Dentre estes, eles mesmos, como mais um sinal dos tempos: os/as comunistas do centenário PCB, em coluna volumosa, barulhenta e vibrante. E com os grisalhos em minoria! São tempos em que tudo aquilo que os/as marxistas afirmam se apresenta de forma translúcida para quem não quer fechar os olhos. O imperialismo, a decadência do regime do capital, a necessidade e urgência do fim da exploração do homem pelo homem… Tudo tão claro e incontestável! Como muitos relutaram tanto a aceitar por todo esse tempo?
Ali tremularam sim várias bandeiras, que simbolizam ideologias do campo popular.
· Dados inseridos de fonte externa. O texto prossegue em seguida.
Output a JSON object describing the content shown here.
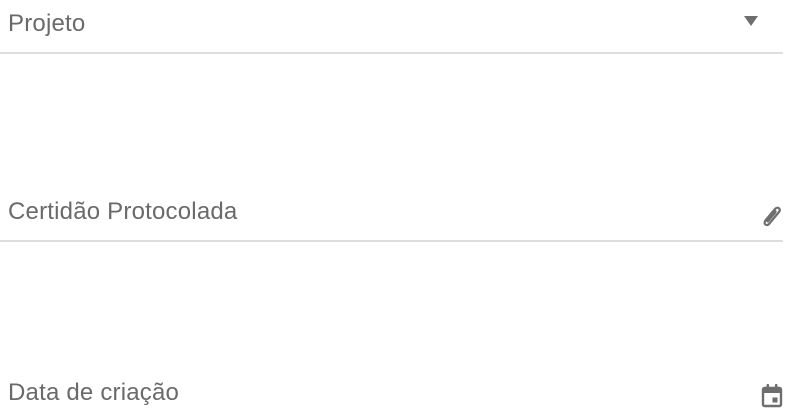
{
  "form": {
    "fields": [
      {
        "label": "Projeto",
        "type": "select",
        "icon": "dropdown-triangle-icon"
      },
      {
        "label": "Certidão Protocolada",
        "type": "file",
        "icon": "paperclip-icon"
      },
      {
        "label": "Data de criação",
        "type": "date",
        "icon": "calendar-icon"
      }
    ]
  },
  "colors": {
    "text": "#6a6a6a",
    "underline": "#dedede",
    "icon": "#777777"
  }
}
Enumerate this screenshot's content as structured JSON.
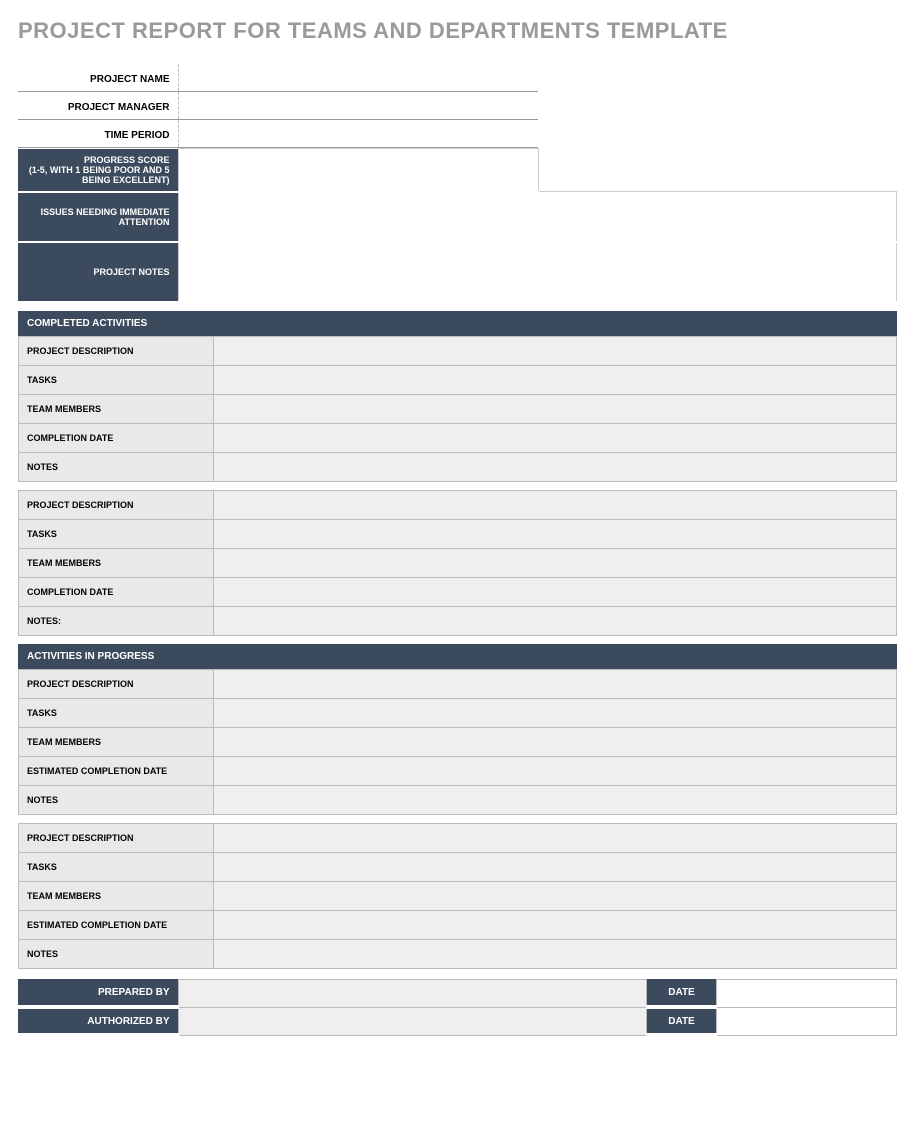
{
  "title": "PROJECT REPORT FOR TEAMS AND DEPARTMENTS TEMPLATE",
  "info": {
    "project_name_label": "PROJECT NAME",
    "project_name_value": "",
    "project_manager_label": "PROJECT MANAGER",
    "project_manager_value": "",
    "time_period_label": "TIME PERIOD",
    "time_period_value": ""
  },
  "summary": {
    "progress_score_label": "PROGRESS SCORE\n(1-5, WITH 1 BEING POOR AND 5 BEING EXCELLENT)",
    "progress_score_value": "",
    "issues_label": "ISSUES NEEDING IMMEDIATE ATTENTION",
    "issues_value": "",
    "project_notes_label": "PROJECT NOTES",
    "project_notes_value": ""
  },
  "completed": {
    "header": "COMPLETED ACTIVITIES",
    "groups": [
      {
        "project_description_label": "PROJECT DESCRIPTION",
        "project_description_value": "",
        "tasks_label": "TASKS",
        "tasks_value": "",
        "team_members_label": "TEAM MEMBERS",
        "team_members_value": "",
        "completion_date_label": "COMPLETION DATE",
        "completion_date_value": "",
        "notes_label": "NOTES",
        "notes_value": ""
      },
      {
        "project_description_label": "PROJECT DESCRIPTION",
        "project_description_value": "",
        "tasks_label": "TASKS",
        "tasks_value": "",
        "team_members_label": "TEAM MEMBERS",
        "team_members_value": "",
        "completion_date_label": "COMPLETION DATE",
        "completion_date_value": "",
        "notes_label": "NOTES:",
        "notes_value": ""
      }
    ]
  },
  "in_progress": {
    "header": "ACTIVITIES IN PROGRESS",
    "groups": [
      {
        "project_description_label": "PROJECT DESCRIPTION",
        "project_description_value": "",
        "tasks_label": "TASKS",
        "tasks_value": "",
        "team_members_label": "TEAM MEMBERS",
        "team_members_value": "",
        "est_completion_label": "ESTIMATED COMPLETION DATE",
        "est_completion_value": "",
        "notes_label": "NOTES",
        "notes_value": ""
      },
      {
        "project_description_label": "PROJECT DESCRIPTION",
        "project_description_value": "",
        "tasks_label": "TASKS",
        "tasks_value": "",
        "team_members_label": "TEAM MEMBERS",
        "team_members_value": "",
        "est_completion_label": "ESTIMATED COMPLETION DATE",
        "est_completion_value": "",
        "notes_label": "NOTES",
        "notes_value": ""
      }
    ]
  },
  "signoff": {
    "prepared_by_label": "PREPARED BY",
    "prepared_by_value": "",
    "prepared_date_label": "DATE",
    "prepared_date_value": "",
    "authorized_by_label": "AUTHORIZED BY",
    "authorized_by_value": "",
    "authorized_date_label": "DATE",
    "authorized_date_value": ""
  }
}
Mas das nações, fora as do Brasil, apenas uma se sobressaía, mais do que justificada: a da Palestina. O oposto da reafirmação da submissão, hoje ela simboliza a luta pelos princípios mais humanos, anticoloniais e antigenocídio, com os quais temos obrigação de nos irmanar. O lado certo da luta é o lado dos que têm o sangue derramado pela opressão e covardia.
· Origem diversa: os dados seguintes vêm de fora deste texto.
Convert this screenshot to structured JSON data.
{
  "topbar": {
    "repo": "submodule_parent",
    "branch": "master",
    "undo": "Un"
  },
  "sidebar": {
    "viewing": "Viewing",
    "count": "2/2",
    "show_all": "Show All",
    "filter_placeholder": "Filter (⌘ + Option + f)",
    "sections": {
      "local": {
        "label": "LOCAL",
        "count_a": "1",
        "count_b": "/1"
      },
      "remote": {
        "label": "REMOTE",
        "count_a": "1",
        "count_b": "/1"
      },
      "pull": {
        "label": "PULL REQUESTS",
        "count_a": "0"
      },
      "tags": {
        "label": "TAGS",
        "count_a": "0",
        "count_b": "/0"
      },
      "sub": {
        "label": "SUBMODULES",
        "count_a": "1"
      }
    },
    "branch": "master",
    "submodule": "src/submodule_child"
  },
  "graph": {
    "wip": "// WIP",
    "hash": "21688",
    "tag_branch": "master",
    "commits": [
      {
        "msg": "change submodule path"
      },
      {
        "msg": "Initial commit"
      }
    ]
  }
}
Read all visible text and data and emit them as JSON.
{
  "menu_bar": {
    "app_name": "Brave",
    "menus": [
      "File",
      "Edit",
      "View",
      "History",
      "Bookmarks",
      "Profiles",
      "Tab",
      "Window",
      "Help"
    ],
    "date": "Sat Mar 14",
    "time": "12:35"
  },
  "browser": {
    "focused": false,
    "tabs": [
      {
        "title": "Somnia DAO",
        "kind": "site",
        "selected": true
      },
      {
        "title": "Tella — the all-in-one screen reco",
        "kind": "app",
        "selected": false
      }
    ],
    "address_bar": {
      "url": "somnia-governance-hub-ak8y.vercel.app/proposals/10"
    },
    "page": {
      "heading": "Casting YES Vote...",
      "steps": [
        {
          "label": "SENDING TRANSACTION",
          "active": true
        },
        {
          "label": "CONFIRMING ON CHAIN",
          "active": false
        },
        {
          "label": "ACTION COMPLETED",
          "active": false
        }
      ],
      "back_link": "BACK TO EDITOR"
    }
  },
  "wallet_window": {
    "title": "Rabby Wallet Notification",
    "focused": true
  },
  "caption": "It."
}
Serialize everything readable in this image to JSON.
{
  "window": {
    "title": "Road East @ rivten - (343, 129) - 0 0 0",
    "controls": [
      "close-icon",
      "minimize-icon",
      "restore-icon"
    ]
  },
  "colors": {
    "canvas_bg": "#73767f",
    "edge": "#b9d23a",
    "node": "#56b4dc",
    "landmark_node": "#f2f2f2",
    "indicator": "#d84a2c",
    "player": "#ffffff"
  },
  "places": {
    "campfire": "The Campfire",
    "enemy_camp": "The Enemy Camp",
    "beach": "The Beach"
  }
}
O dia deixou a lição, portanto, que na nossa verde e amarela bandeira, ainda cabe um vibrante vermelho!
Está certo que foi um grande movimento de adesão, e que daí se precisa de um enorme esforço para torná-lo engajamento (e não me refiro aqui ao virtual somente), ou seja, algo mais constante e com potencial de maior energia motora. E, quiçá, sua natureza se eleve para a organização e disciplina necessários, no futuro. O que exige um maior grau de desprendimento e convicção. Sem ilusões. Sabemos que existem distâncias, tempos e muito trabalho entre esses degraus. Mas, sem pisar no primeiro, não se chega aos demais.
O tremor, e por que não, pânico, gerado nos poderosos, que estavam muito à vontade, demonstrou mais uma vez que, na história, o jogo principal não se dá onde apontam as câmeras e os holofotes, mas, ao contrário, onde o público está. Não nos gabinetes, mas nas ruas!
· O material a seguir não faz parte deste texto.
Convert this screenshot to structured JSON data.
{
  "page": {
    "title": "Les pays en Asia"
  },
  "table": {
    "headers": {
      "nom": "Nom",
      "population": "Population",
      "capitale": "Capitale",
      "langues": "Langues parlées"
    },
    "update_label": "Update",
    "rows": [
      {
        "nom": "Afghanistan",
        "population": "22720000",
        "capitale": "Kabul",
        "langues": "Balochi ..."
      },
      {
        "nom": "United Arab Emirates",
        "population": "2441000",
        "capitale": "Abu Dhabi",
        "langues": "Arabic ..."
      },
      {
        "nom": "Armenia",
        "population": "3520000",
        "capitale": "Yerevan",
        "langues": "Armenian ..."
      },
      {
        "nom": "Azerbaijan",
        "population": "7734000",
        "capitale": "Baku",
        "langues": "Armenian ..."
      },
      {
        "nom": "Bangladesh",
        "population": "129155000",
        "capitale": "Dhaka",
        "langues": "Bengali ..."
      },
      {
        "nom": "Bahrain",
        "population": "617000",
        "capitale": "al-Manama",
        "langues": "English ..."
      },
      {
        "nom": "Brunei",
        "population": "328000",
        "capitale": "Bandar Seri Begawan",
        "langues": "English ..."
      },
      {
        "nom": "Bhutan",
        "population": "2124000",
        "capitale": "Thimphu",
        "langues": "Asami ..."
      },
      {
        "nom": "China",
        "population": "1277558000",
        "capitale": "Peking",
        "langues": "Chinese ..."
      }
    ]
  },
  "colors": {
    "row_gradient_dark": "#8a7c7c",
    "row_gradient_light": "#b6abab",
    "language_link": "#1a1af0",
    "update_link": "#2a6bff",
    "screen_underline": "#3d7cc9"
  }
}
A multidão levantou a bola e espera de Lula uma cortada. E que não sejam somente belos discursos, ainda que corretos e animadores. Queremos e precisamos de atitude. Ou seja, no caso, a aplicação da reciprocidade!
E foi assim que o dia 21/09 se tornou o dia nacional do enterro da ditadura. Que convém entrar no calendário. Pois esse morto ressuscita e precisa ser re-enterrado, recorrentemente.
Mas tudo fez sentido, meu caro Veríssimo. Sei que, ao ouvir falar desse dia, atrasou os passos, deixou outros passarem a fila, para dar uma bisbilhotada em regozijo!
Então, sigamos assim: Sem anistia para eles. Sem apatia para nós!